– - Говори, ты испугала лошадей? -- весь трясясь, спросил Гаврила, впиваясь в ее глаза своими светящимися, как у волка, глазами.
– - Гаврила! -- начиная плакать и со страхом глядя на разъяренного мужа, протянула Маланья.
– - Откуда ты шла, как я тогда у амбара был?
Маланья ничего не сказала, а вдруг рухнула перед мужем на колени, обвила руками его ноги и, поднимая к нему полные слез глаза, проговорила:
– - Прости, прости, ради Христа! Виновата!
И она вдруг завыла и рухнула головой вниз. Гаврила оперся рукой на перила и с минуту глядел на рыдающую жену.
– - Зверь ты, а не человек! -- воскликнул он не своим голосом, пхнул жену ногой в спину, чуть не шатаясь вышел из сеней, пошел на задворки, бросился ничком под куст на траву и долго-долго лежал так…
На другой день с раннего утра Гаврила оделся в чистый пиджак и хорошие сапоги и, никому ничего не сказав, куда-то ушел. Он ходил до обеда. А вернувшись, он велел собирать ему котомку и сказал отцу, чтобы он завтра подвез его до города.

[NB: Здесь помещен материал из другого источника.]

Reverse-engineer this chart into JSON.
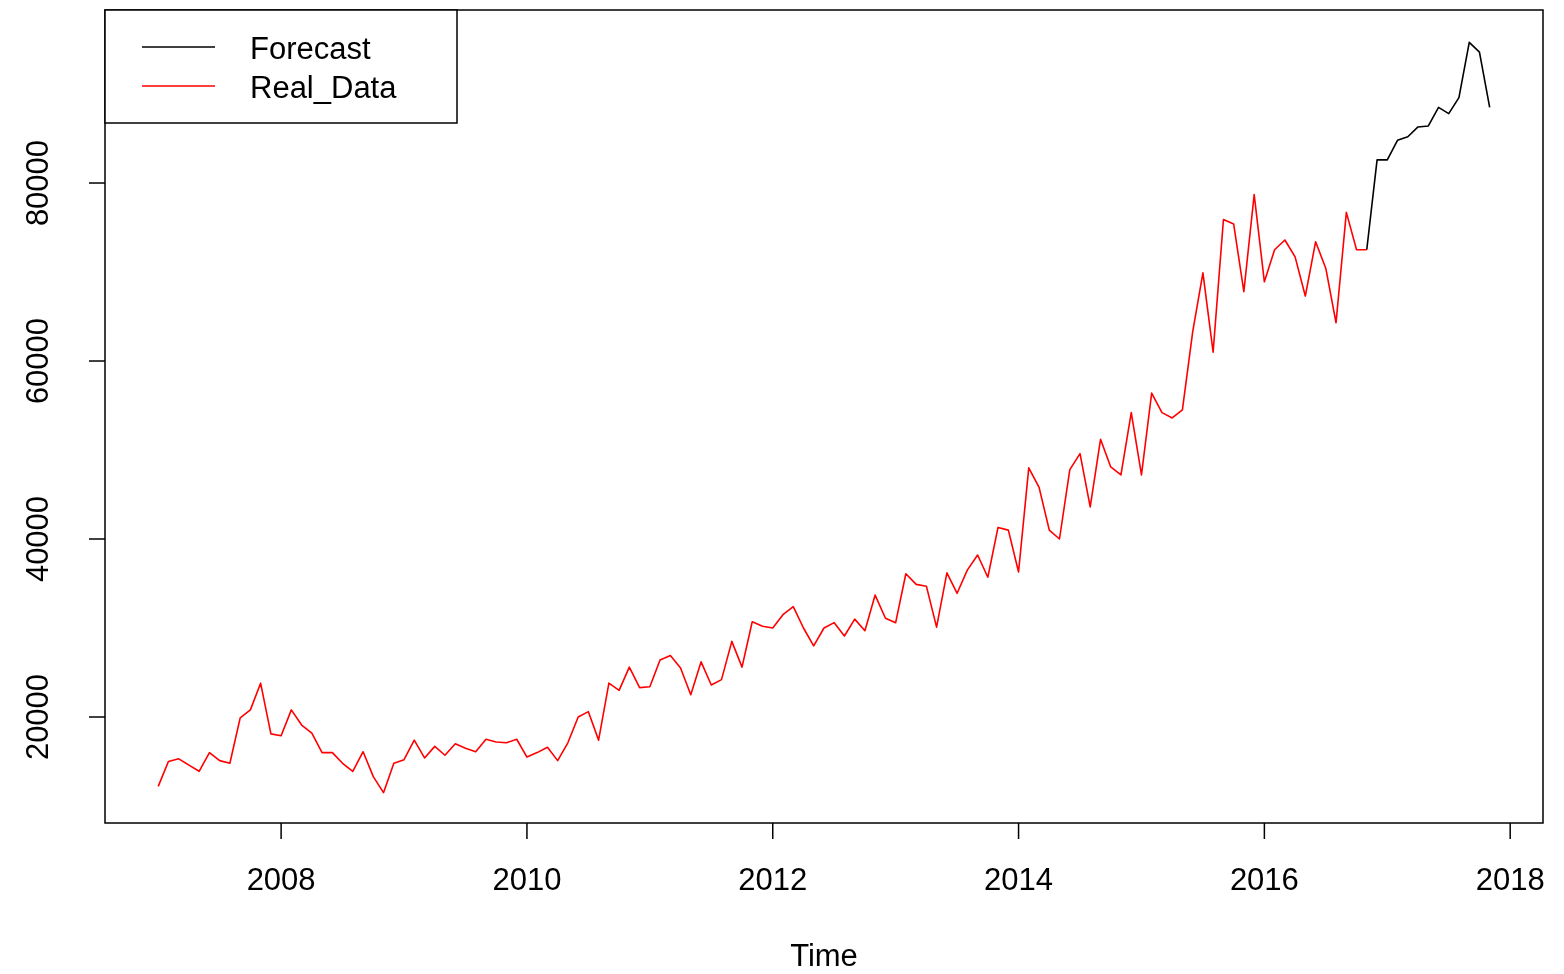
{
  "chart_data": {
    "type": "line",
    "xlabel": "Time",
    "xlim": [
      2006.567,
      2018.267
    ],
    "ylim": [
      8090,
      99440
    ],
    "xticks": [
      2008,
      2010,
      2012,
      2014,
      2016,
      2018
    ],
    "yticks": [
      20000,
      40000,
      60000,
      80000
    ],
    "legend": "top left",
    "series": [
      {
        "name": "Forecast",
        "color": "#000000",
        "x": [
          2016.833,
          2016.917,
          2017,
          2017.083,
          2017.167,
          2017.25,
          2017.333,
          2017.417,
          2017.5,
          2017.583,
          2017.667,
          2017.75,
          2017.833
        ],
        "values": [
          72500,
          82600,
          82600,
          84800,
          85200,
          86300,
          86400,
          88500,
          87800,
          89600,
          95800,
          94700,
          88500
        ]
      },
      {
        "name": "Real_Data",
        "color": "#ff0000",
        "x": [
          2007,
          2007.083,
          2007.167,
          2007.25,
          2007.333,
          2007.417,
          2007.5,
          2007.583,
          2007.667,
          2007.75,
          2007.833,
          2007.917,
          2008,
          2008.083,
          2008.167,
          2008.25,
          2008.333,
          2008.417,
          2008.5,
          2008.583,
          2008.667,
          2008.75,
          2008.833,
          2008.917,
          2009,
          2009.083,
          2009.167,
          2009.25,
          2009.333,
          2009.417,
          2009.5,
          2009.583,
          2009.667,
          2009.75,
          2009.833,
          2009.917,
          2010,
          2010.083,
          2010.167,
          2010.25,
          2010.333,
          2010.417,
          2010.5,
          2010.583,
          2010.667,
          2010.75,
          2010.833,
          2010.917,
          2011,
          2011.083,
          2011.167,
          2011.25,
          2011.333,
          2011.417,
          2011.5,
          2011.583,
          2011.667,
          2011.75,
          2011.833,
          2011.917,
          2012,
          2012.083,
          2012.167,
          2012.25,
          2012.333,
          2012.417,
          2012.5,
          2012.583,
          2012.667,
          2012.75,
          2012.833,
          2012.917,
          2013,
          2013.083,
          2013.167,
          2013.25,
          2013.333,
          2013.417,
          2013.5,
          2013.583,
          2013.667,
          2013.75,
          2013.833,
          2013.917,
          2014,
          2014.083,
          2014.167,
          2014.25,
          2014.333,
          2014.417,
          2014.5,
          2014.583,
          2014.667,
          2014.75,
          2014.833,
          2014.917,
          2015,
          2015.083,
          2015.167,
          2015.25,
          2015.333,
          2015.417,
          2015.5,
          2015.583,
          2015.667,
          2015.75,
          2015.833,
          2015.917,
          2016,
          2016.083,
          2016.167,
          2016.25,
          2016.333,
          2016.417,
          2016.5,
          2016.583,
          2016.667,
          2016.75,
          2016.833
        ],
        "values": [
          12200,
          15000,
          15300,
          14600,
          13900,
          16000,
          15100,
          14800,
          19900,
          20800,
          23800,
          18100,
          17900,
          20800,
          19100,
          18200,
          16000,
          16000,
          14800,
          13900,
          16100,
          13300,
          11500,
          14800,
          15200,
          17400,
          15400,
          16700,
          15700,
          17000,
          16500,
          16100,
          17500,
          17200,
          17100,
          17500,
          15500,
          16000,
          16600,
          15100,
          17100,
          20000,
          20600,
          17400,
          23800,
          23000,
          25600,
          23300,
          23400,
          26400,
          26900,
          25500,
          22500,
          26200,
          23600,
          24200,
          28500,
          25600,
          30700,
          30200,
          30000,
          31500,
          32400,
          30000,
          28000,
          30000,
          30600,
          29100,
          31000,
          29700,
          33700,
          31100,
          30600,
          36100,
          34900,
          34700,
          30100,
          36200,
          33900,
          36500,
          38200,
          35700,
          41300,
          41000,
          36300,
          48000,
          45800,
          41000,
          40000,
          47800,
          49600,
          43600,
          51200,
          48100,
          47200,
          54200,
          47200,
          56400,
          54200,
          53600,
          54500,
          63300,
          69900,
          61000,
          75900,
          75400,
          67800,
          78700,
          68900,
          72500,
          73600,
          71700,
          67300,
          73400,
          70400,
          64300,
          76700,
          72500,
          72500
        ]
      }
    ]
  }
}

– - Да куда ж ты пойдешь-то, дитятко? -- с испугом плаксивым голосом спросила его Дарья.
– - А там увижу, когда подальше от дома отъеду…
– - Что ж тебе от дома уезжать в такое время? Самая горячая пора наступает, а ты нас покинуть хочешь?
– - Справитесь и без меня, а не справитесь -- наймите кого.
– - Что тебе так захотелось-то вдруг?.. То жил-жил, а то на-поди.
– - Хоть бы до осени подождал, -- поддержал старуху старик. -- Вот убрали бы все, и ступай с богом хоть в Москву опять, хоть еще куда…
– - Мне до осени не дождаться, -- выговорил Гаврила и больше уж не отзывался на стариковские уговоры.
Весь вечер Гаврила собирал, что ему нужно было положить в котомку, потом он пошел в садик и просидел там до рассвета. А как только рассвело, он отправился в ночное, привел сам лошадь, сам запряг ее, толкнулся, чтобы разбудить старика, и стал укладывать котомку в телегу.
Бабы вышли провожать его, как рекрута, с плачем, но Гаврила только поморщился и отвернулся. Он торопил старика, чтобы тот скорей усаживался. И когда они уселись, Гаврила снял картуз, простился с бабами и тронул лошадь. И пока проехали все село, Гаврила сидел, не поворачивая головы и не поднимая глаз. Ему ни на что не хотелось глядеть, ни о чем думать. И впереди у него ничего не было определенного.